Synthesis and Characterization of Poly(methyl methacrylate‐co‐hydroxyethyl methacrylate)‐b‐polyisobutylene‐b‐poly(methyl methacrylate‐co‐hydroxyethyl Methacrylate) Triblock Copolymers

Abstract

The synthesis of poly[(methyl methacrylate‐co‐hydroxyethyl methacrylate)‐b‐isobutylene‐b‐(methyl methacrylate‐co‐hydroxyethyl methacrylate)] P(MMA‐co‐HEMA)‐b‐PIB‐b‐P(MMA‐co‐HEMA) triblock copolymers with different HEMA/MMA ratios has been accomplished by the combination of living cationic and anionic polymerizations.
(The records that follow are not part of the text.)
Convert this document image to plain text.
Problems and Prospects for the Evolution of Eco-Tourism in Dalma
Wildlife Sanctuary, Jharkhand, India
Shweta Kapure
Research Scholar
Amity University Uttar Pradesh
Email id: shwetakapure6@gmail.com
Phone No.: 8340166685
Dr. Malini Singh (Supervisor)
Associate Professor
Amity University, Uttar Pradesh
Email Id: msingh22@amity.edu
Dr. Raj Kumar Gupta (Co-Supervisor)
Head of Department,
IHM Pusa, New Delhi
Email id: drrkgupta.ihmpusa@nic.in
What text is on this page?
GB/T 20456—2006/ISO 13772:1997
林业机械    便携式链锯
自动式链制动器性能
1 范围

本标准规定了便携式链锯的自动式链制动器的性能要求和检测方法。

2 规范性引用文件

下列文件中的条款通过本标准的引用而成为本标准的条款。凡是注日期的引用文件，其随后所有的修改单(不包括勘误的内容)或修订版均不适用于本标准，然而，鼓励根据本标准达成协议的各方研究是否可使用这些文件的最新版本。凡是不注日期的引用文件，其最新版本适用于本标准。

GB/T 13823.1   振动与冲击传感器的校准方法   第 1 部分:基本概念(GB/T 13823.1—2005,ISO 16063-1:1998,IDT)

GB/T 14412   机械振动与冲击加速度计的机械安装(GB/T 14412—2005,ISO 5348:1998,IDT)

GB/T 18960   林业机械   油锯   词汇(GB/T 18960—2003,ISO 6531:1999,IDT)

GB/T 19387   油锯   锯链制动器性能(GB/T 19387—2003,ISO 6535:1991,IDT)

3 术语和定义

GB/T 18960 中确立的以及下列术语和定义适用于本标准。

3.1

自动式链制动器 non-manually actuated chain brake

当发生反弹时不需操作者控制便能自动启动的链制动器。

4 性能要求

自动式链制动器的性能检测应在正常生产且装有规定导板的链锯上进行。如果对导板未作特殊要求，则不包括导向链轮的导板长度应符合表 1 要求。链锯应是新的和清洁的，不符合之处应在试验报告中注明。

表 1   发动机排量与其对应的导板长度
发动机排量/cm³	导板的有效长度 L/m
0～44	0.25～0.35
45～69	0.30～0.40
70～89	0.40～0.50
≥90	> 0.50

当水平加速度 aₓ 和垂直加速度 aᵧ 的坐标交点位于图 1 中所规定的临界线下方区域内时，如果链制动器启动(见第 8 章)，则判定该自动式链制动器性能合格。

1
P(MMA‐co‐HEMA)‐b‐PIB‐b‐P(MMA‐co‐HEMA) triblock copolymers with different compositions were prepared by a synthetic methodology involving the transformation from living cationic to anionic polymerization. First, 1,1‐diphenylethylene end‐functionalized PIB (DPE‐PIB‐DPE) was prepared by the reaction of living difunctional PIB and 1,4‐bis(1‐phenylethenyl)benzene (PDDPE), followed by the methylation of the resulting diphenyl carbenium ion with dimethylzinc (Zn(CH3)2). The DPE ends were quantitatively metalated with n‐butyllithium in tetrahydrofuran, and the resulting macroanion initiated the polymerization of methacrylates yielding triblock copolymers with high blocking efficiency. Microphase separation of the thus prepared triblock copolymers was evidenced by the two glass transitions at −64 and +120°C observed by differential scanning calorimetry. These new block copolymers exhibit typical stress‐strain behavior of thermoplastic elastomers. Surface characterization of the samples was accomplished by angle‐resolved X‐ray photoelectron spectroscopy (XPS), which revealed that the surface is richer in PIB compared to the bulk. However, a substantial amount of P(MMA‐co‐HEMA) remains at the surface. The presence of hydroxyl functionality at the surface provides an opportunity for further modification.